Les
hirondelles tournoient autour du clocher de l’église – qu’avons-nous besoin de
cloches ? Les papillons se posent sans bruit, le dessin des ailes de l’un
évoque un léopard dont le pelage assourdirait l’affût, celui de l’autre est une
montagne en négatif dont seule la cime ne porte pas de neige. Dans les deux cas
la discrétion s’impose. Sous la chaleur du soleil, les genêts craquent leurs
cosses dans des claquements secs comme des coups de fusil. Une abeille cherche
le sucre sur une broderie de fleur. Les réflecteurs blancs et rouges
ressemblent à s’y méprendre à un balisage de sentier. Vous franchissez la clôture de silence, prévient un écriteau aux
abords du monastère.
« Mes
chers frères. Cet après-midi entre none et vêpres, j’ai rencontré un homme,
vous l’avez peut-être aperçu vous-mêmes, qui marchait sur les sentiers de notre
prieuré. Il prenait à droite, à gauche, revenait sur ses pas, d’une allure
égale non exempte toutefois de fatigue. Quand pour la troisième fois il est
passé devant la fenêtre de ma cellule je suis sorti lui parler. Il m’a dit
qu’il cherchait son chemin. Je lui ai demandé s’il avait une carte ; il
n’en avait pas. Où souhaitait-il se rendre ? Il a désigné d’un geste vague
les montagnes et dit Là-bas, ajoutant Je me suis un peu perdu. Eh bien
voyez-vous, mes chers frères, cet homme perdu, aux intentions imprécises, dans
l’errance, harassé, c’est l’homme qui ne sait pas trouver Dieu. Ce serait
n’importe lequel d’entre nous si nous n’avions pas prononcé nos vœux en le
Seigneur et la Voie monastique. Alléluia, nous ne sommes plus perdus. La
lumière de Dieu nous guide dans les montagnes. Il nous a donné Sa carte et une
boussole. Il nous a donné des prières et des intentions claires. Et nous ne
sommes pas partis à sa recherche en fin de journée, quand il aurait été déraisonnable d’espérer atteindre le sommet de la montagne avant la nuit, non,
nous sommes en chemin depuis l’aube, nous avons choisi de consacrer toute notre
existence à ce cheminement, toute notre vie mature et il n’en faut pas moins.
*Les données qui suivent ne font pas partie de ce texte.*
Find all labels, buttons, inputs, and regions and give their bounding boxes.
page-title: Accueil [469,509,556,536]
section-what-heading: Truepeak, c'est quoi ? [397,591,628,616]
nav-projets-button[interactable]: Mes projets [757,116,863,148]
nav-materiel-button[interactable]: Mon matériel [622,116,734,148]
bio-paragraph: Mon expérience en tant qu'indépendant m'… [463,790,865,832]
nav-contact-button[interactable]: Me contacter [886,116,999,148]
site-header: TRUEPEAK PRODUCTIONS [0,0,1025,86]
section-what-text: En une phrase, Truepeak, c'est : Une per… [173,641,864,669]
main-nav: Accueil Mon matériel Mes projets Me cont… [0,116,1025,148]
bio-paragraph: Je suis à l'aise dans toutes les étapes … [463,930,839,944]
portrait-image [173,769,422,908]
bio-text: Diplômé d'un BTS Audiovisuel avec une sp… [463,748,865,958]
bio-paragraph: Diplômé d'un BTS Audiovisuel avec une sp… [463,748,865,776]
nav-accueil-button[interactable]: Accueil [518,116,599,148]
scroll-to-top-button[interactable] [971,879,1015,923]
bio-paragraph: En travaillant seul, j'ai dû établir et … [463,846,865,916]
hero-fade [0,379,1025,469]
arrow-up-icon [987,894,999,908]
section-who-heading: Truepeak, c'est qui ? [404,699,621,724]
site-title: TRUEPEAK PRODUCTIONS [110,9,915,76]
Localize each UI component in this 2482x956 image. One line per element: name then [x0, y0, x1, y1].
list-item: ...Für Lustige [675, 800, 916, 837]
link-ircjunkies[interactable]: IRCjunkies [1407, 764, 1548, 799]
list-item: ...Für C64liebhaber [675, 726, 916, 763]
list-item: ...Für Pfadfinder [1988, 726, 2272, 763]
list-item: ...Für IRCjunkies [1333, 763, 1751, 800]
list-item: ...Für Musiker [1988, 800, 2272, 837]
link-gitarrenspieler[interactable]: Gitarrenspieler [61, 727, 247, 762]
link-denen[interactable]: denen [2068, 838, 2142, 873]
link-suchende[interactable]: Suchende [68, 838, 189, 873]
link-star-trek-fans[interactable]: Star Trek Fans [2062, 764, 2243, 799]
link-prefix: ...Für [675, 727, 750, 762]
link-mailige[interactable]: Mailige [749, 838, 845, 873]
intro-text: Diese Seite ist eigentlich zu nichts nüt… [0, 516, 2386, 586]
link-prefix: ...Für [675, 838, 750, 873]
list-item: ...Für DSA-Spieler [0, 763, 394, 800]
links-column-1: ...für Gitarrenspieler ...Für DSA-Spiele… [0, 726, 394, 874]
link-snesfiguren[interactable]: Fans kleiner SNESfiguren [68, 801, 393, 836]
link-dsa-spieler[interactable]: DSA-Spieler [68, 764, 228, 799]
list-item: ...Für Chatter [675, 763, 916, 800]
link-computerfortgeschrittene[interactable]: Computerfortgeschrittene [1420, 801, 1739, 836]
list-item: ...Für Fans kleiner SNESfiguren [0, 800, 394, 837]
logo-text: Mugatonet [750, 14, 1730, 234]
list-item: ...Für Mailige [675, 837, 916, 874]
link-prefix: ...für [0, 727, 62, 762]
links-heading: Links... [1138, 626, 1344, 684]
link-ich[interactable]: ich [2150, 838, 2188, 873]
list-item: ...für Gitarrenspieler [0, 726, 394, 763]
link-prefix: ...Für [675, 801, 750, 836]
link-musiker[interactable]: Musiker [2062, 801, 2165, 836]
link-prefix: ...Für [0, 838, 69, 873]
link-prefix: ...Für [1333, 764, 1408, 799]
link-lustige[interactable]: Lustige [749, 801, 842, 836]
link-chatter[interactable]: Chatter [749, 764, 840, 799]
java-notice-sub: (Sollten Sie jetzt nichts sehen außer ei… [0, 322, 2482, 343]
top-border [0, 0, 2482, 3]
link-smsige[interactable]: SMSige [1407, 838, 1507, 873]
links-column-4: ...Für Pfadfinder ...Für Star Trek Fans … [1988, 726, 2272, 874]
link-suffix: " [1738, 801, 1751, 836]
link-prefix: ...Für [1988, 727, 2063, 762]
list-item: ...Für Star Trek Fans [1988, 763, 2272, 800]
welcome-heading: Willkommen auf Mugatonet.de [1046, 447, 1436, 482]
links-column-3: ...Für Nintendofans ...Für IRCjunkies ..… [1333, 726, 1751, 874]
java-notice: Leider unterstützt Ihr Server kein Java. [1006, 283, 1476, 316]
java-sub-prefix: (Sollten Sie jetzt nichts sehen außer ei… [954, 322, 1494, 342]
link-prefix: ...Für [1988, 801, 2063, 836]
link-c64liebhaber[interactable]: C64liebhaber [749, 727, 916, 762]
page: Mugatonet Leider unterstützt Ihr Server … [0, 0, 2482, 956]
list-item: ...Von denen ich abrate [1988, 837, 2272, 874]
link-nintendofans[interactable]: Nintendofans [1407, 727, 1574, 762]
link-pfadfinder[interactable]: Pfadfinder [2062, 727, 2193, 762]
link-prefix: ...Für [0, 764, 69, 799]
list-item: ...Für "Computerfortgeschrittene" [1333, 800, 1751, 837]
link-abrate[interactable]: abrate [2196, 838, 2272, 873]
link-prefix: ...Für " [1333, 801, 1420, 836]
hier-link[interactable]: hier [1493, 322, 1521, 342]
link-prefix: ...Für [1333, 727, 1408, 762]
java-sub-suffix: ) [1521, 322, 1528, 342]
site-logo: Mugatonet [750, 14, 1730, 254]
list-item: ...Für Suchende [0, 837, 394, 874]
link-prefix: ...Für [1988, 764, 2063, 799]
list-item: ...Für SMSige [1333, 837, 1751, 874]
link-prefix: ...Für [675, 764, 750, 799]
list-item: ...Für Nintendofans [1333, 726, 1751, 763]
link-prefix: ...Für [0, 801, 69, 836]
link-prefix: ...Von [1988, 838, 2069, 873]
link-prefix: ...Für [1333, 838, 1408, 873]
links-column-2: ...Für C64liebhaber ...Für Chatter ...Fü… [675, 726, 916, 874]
Nous avons Sa boussole et nous avons le courage et la détermination de la foi.
Mes chers frères, remercions le Seigneur de nous avoir appelés, et prions pour
cet homme et pour toutes les âmes errantes du monde séculier. Amen. »
Oh,
l’abbé, ton monastère sentait la mort. Un moine dépressif se ratatine face à la
vallée ouverte devant lui, assis la tête entre les mains. Vienne
un Jésus dans le contre-jour, identifiable à sa barbe de dix jours, les hardes
décolorées par le soleil, qui à l’oreille lui murmurerait
« La joie » tout en esquissant de deux doigts une bénédiction, il se
prosternerait, soudain illuminé. Et ne le verrait pas disparaître comme il est
apparu. Se perdre est aussi une bénédiction, tandis que les cartes tracent les
contours d’une irrémédiable résignation et d'un désenchantement. L'homme de passage n'aurait vu ni cet arbre ni cet écureuil grimpant en colimaçon dans le feuillage.